No a las autoproclamaciones

El funcionario electoral habló también del conteo rápido y no dejó pasar la oportunidad para opinar que las autoproclamaciones de victoria de forma anticipada son actos de irresponsabilidad política y dijo esperar que en este 2018 no se presenten con ninguno de los participantes y esperen a los resultados.

Respecto al Programa de Resultados Electorales Preliminares (PREP) recordó que apenas la primera semana de marzo fue aprobado un acuerdo para iniciar con el conteo rápido de la elección presidencial, en cuanto concluya el escrutinio y cómputo de votos en cada casilla.

Con todo y eso, la autoridad no puede evitar este tipo de pronunciamientos, cuya responsabilidad recae en cada individuo que participa, por lo que es directamente a ellos a quienes los ciudadanos pueden pedir esperar a que la autoridad informe con base en datos fidedignos.

“Hay que vaciar el resultado de la elección y llenar la hoja de operaciones, antes de que concluya el cómputo de los resultados de las votaciones para senadores y diputados”, explicó.

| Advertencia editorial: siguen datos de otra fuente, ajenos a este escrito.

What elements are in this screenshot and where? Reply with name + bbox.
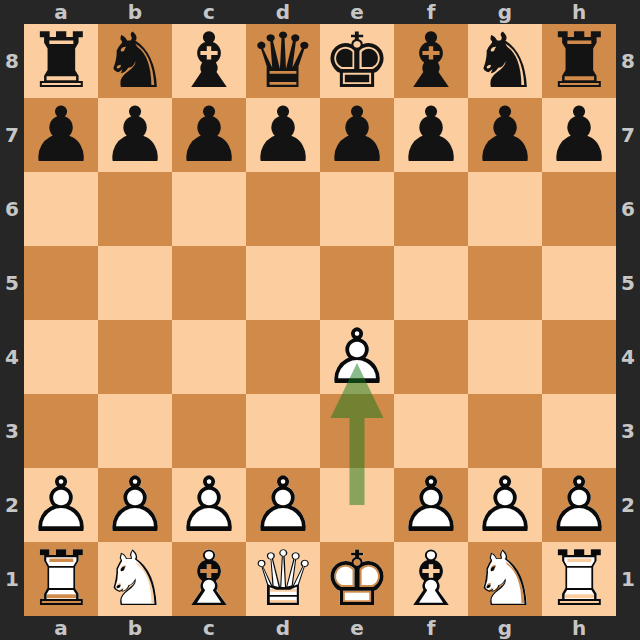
square-g7[interactable]: ♟ — [468, 98, 542, 172]
square-a6[interactable] — [24, 172, 98, 246]
rank-label-4: 4 — [0, 320, 24, 394]
square-d4[interactable] — [246, 320, 320, 394]
piece-outline: ♙ — [320, 320, 394, 394]
rank-label-6: 6 — [0, 172, 24, 246]
square-d1[interactable]: ♛♕ — [246, 542, 320, 616]
piece-outline: ♘ — [468, 542, 542, 616]
piece-fill: ♛ — [246, 24, 320, 98]
square-a2[interactable]: ♟♙ — [24, 468, 98, 542]
rank-label-7: 7 — [0, 98, 24, 172]
square-h3[interactable] — [542, 394, 616, 468]
white-pawn[interactable]: ♟♙ — [246, 468, 320, 542]
rank-label-5: 5 — [0, 246, 24, 320]
chess-app-frame: abcdefgh abcdefgh 87654321 87654321 ♜♞♝♛… — [0, 0, 640, 640]
white-rook[interactable]: ♜♖ — [24, 542, 98, 616]
piece-outline: ♕ — [246, 542, 320, 616]
rank-label-2: 2 — [0, 468, 24, 542]
piece-outline: ♙ — [172, 468, 246, 542]
square-g5[interactable] — [468, 246, 542, 320]
chess-board[interactable]: ♜♞♝♛♚♝♞♜♟♟♟♟♟♟♟♟♟♙♟♙♟♙♟♙♟♙♟♙♟♙♟♙♜♖♞♘♝♗♛♕… — [24, 24, 616, 616]
rank-label-2: 2 — [616, 468, 640, 542]
square-d8[interactable]: ♛ — [246, 24, 320, 98]
white-pawn[interactable]: ♟♙ — [394, 468, 468, 542]
square-d6[interactable] — [246, 172, 320, 246]
piece-fill: ♝ — [394, 24, 468, 98]
black-pawn[interactable]: ♟ — [542, 98, 616, 172]
black-pawn[interactable]: ♟ — [172, 98, 246, 172]
black-pawn[interactable]: ♟ — [98, 98, 172, 172]
piece-outline: ♗ — [172, 542, 246, 616]
square-f2[interactable]: ♟♙ — [394, 468, 468, 542]
square-f3[interactable] — [394, 394, 468, 468]
piece-fill: ♞ — [98, 24, 172, 98]
rank-label-5: 5 — [616, 246, 640, 320]
white-pawn[interactable]: ♟♙ — [542, 468, 616, 542]
white-queen[interactable]: ♛♕ — [246, 542, 320, 616]
piece-outline: ♙ — [468, 468, 542, 542]
black-pawn[interactable]: ♟ — [394, 98, 468, 172]
rank-label-4: 4 — [616, 320, 640, 394]
white-knight[interactable]: ♞♘ — [468, 542, 542, 616]
square-a4[interactable] — [24, 320, 98, 394]
square-g8[interactable]: ♞ — [468, 24, 542, 98]
square-b1[interactable]: ♞♘ — [98, 542, 172, 616]
piece-fill: ♟ — [246, 98, 320, 172]
white-pawn[interactable]: ♟♙ — [320, 320, 394, 394]
black-pawn[interactable]: ♟ — [24, 98, 98, 172]
square-f8[interactable]: ♝ — [394, 24, 468, 98]
square-c2[interactable]: ♟♙ — [172, 468, 246, 542]
piece-outline: ♖ — [24, 542, 98, 616]
square-e7[interactable]: ♟ — [320, 98, 394, 172]
piece-outline: ♔ — [320, 542, 394, 616]
square-f7[interactable]: ♟ — [394, 98, 468, 172]
rank-label-6: 6 — [616, 172, 640, 246]
square-d2[interactable]: ♟♙ — [246, 468, 320, 542]
square-h6[interactable] — [542, 172, 616, 246]
rank-label-3: 3 — [0, 394, 24, 468]
rank-label-8: 8 — [616, 24, 640, 98]
square-e6[interactable] — [320, 172, 394, 246]
square-e1[interactable]: ♚♔ — [320, 542, 394, 616]
piece-fill: ♟ — [542, 98, 616, 172]
square-b8[interactable]: ♞ — [98, 24, 172, 98]
square-h8[interactable]: ♜ — [542, 24, 616, 98]
square-b2[interactable]: ♟♙ — [98, 468, 172, 542]
piece-fill: ♚ — [320, 24, 394, 98]
square-d5[interactable] — [246, 246, 320, 320]
square-c4[interactable] — [172, 320, 246, 394]
piece-outline: ♗ — [394, 542, 468, 616]
piece-fill: ♟ — [468, 98, 542, 172]
square-c7[interactable]: ♟ — [172, 98, 246, 172]
black-bishop[interactable]: ♝ — [172, 24, 246, 98]
square-d7[interactable]: ♟ — [246, 98, 320, 172]
square-b6[interactable] — [98, 172, 172, 246]
square-b4[interactable] — [98, 320, 172, 394]
square-h4[interactable] — [542, 320, 616, 394]
square-d3[interactable] — [246, 394, 320, 468]
white-pawn[interactable]: ♟♙ — [24, 468, 98, 542]
square-b3[interactable] — [98, 394, 172, 468]
black-rook[interactable]: ♜ — [24, 24, 98, 98]
black-rook[interactable]: ♜ — [542, 24, 616, 98]
white-rook[interactable]: ♜♖ — [542, 542, 616, 616]
piece-fill: ♟ — [172, 98, 246, 172]
square-c6[interactable] — [172, 172, 246, 246]
square-e4[interactable]: ♟♙ — [320, 320, 394, 394]
piece-outline: ♙ — [246, 468, 320, 542]
black-knight[interactable]: ♞ — [468, 24, 542, 98]
black-pawn[interactable]: ♟ — [468, 98, 542, 172]
rank-label-1: 1 — [0, 542, 24, 616]
square-g3[interactable] — [468, 394, 542, 468]
square-a1[interactable]: ♜♖ — [24, 542, 98, 616]
rank-label-3: 3 — [616, 394, 640, 468]
piece-outline: ♙ — [394, 468, 468, 542]
black-bishop[interactable]: ♝ — [394, 24, 468, 98]
white-pawn[interactable]: ♟♙ — [172, 468, 246, 542]
square-h1[interactable]: ♜♖ — [542, 542, 616, 616]
square-a8[interactable]: ♜ — [24, 24, 98, 98]
square-e3[interactable] — [320, 394, 394, 468]
square-a7[interactable]: ♟ — [24, 98, 98, 172]
square-c5[interactable] — [172, 246, 246, 320]
square-a3[interactable] — [24, 394, 98, 468]
square-g1[interactable]: ♞♘ — [468, 542, 542, 616]
white-king[interactable]: ♚♔ — [320, 542, 394, 616]
black-knight[interactable]: ♞ — [98, 24, 172, 98]
square-g2[interactable]: ♟♙ — [468, 468, 542, 542]
square-f5[interactable] — [394, 246, 468, 320]
square-g6[interactable] — [468, 172, 542, 246]
rank-label-1: 1 — [616, 542, 640, 616]
square-h5[interactable] — [542, 246, 616, 320]
piece-outline: ♙ — [24, 468, 98, 542]
square-e5[interactable] — [320, 246, 394, 320]
white-pawn[interactable]: ♟♙ — [468, 468, 542, 542]
piece-outline: ♙ — [542, 468, 616, 542]
piece-fill: ♟ — [98, 98, 172, 172]
square-f6[interactable] — [394, 172, 468, 246]
square-b5[interactable] — [98, 246, 172, 320]
black-pawn[interactable]: ♟ — [320, 98, 394, 172]
piece-fill: ♜ — [24, 24, 98, 98]
piece-fill: ♜ — [542, 24, 616, 98]
black-pawn[interactable]: ♟ — [246, 98, 320, 172]
square-c1[interactable]: ♝♗ — [172, 542, 246, 616]
square-g4[interactable] — [468, 320, 542, 394]
white-bishop[interactable]: ♝♗ — [394, 542, 468, 616]
square-a5[interactable] — [24, 246, 98, 320]
white-pawn[interactable]: ♟♙ — [98, 468, 172, 542]
piece-fill: ♟ — [320, 98, 394, 172]
piece-outline: ♙ — [98, 468, 172, 542]
black-king[interactable]: ♚ — [320, 24, 394, 98]
square-c8[interactable]: ♝ — [172, 24, 246, 98]
square-h2[interactable]: ♟♙ — [542, 468, 616, 542]
square-e8[interactable]: ♚ — [320, 24, 394, 98]
square-f4[interactable] — [394, 320, 468, 394]
square-e2[interactable] — [320, 468, 394, 542]
black-queen[interactable]: ♛ — [246, 24, 320, 98]
rank-label-8: 8 — [0, 24, 24, 98]
square-b7[interactable]: ♟ — [98, 98, 172, 172]
white-bishop[interactable]: ♝♗ — [172, 542, 246, 616]
square-f1[interactable]: ♝♗ — [394, 542, 468, 616]
piece-fill: ♝ — [172, 24, 246, 98]
square-h7[interactable]: ♟ — [542, 98, 616, 172]
piece-outline: ♖ — [542, 542, 616, 616]
rank-labels-left: 87654321 — [0, 24, 24, 616]
piece-fill: ♞ — [468, 24, 542, 98]
rank-label-7: 7 — [616, 98, 640, 172]
piece-fill: ♟ — [24, 98, 98, 172]
white-knight[interactable]: ♞♘ — [98, 542, 172, 616]
piece-outline: ♘ — [98, 542, 172, 616]
square-c3[interactable] — [172, 394, 246, 468]
rank-labels-right: 87654321 — [616, 24, 640, 616]
piece-fill: ♟ — [394, 98, 468, 172]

En el momento en el que las tendencias se estabilicen, se darán a conocer a la opinión pública los primeros datos, lo que se espera que ocurra alrededor de las 23:00 horas del 1 de julio.

La fiscalización

es al momento

En cuanto a la fiscalización de los recursos económicos, mencionó que el INE estará vigilante de que los actores políticos carguen su información a la plataforma en tiempo real, teniendo en cuenta que hay conexión a internet prácticamente en todo el país.

Ellos tienen hasta tres días después de que se recibió un ingreso o se hizo algún gasto, para subir su información, lo que le permite al órgano electoral la revisión en tiempo real.

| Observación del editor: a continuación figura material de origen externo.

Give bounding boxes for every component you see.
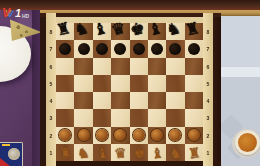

Pero si los candidatos no cumplen con esto, tendrán que ser sancionados, por lo que una vez en campañas, se implementará una campaña permanente de transparencia, con la publicación diaria de los reportes que hagan los candidatos a los cargos de elección federal y local.

El proceso de fiscalización culminará 40 días después de la jornada electoral, luego de revisar si se respetaron o no los topes de gastos, mientras que los tribunales analizarán los elementos que se presenten, en caso de que se haya incurrido en irregularidades.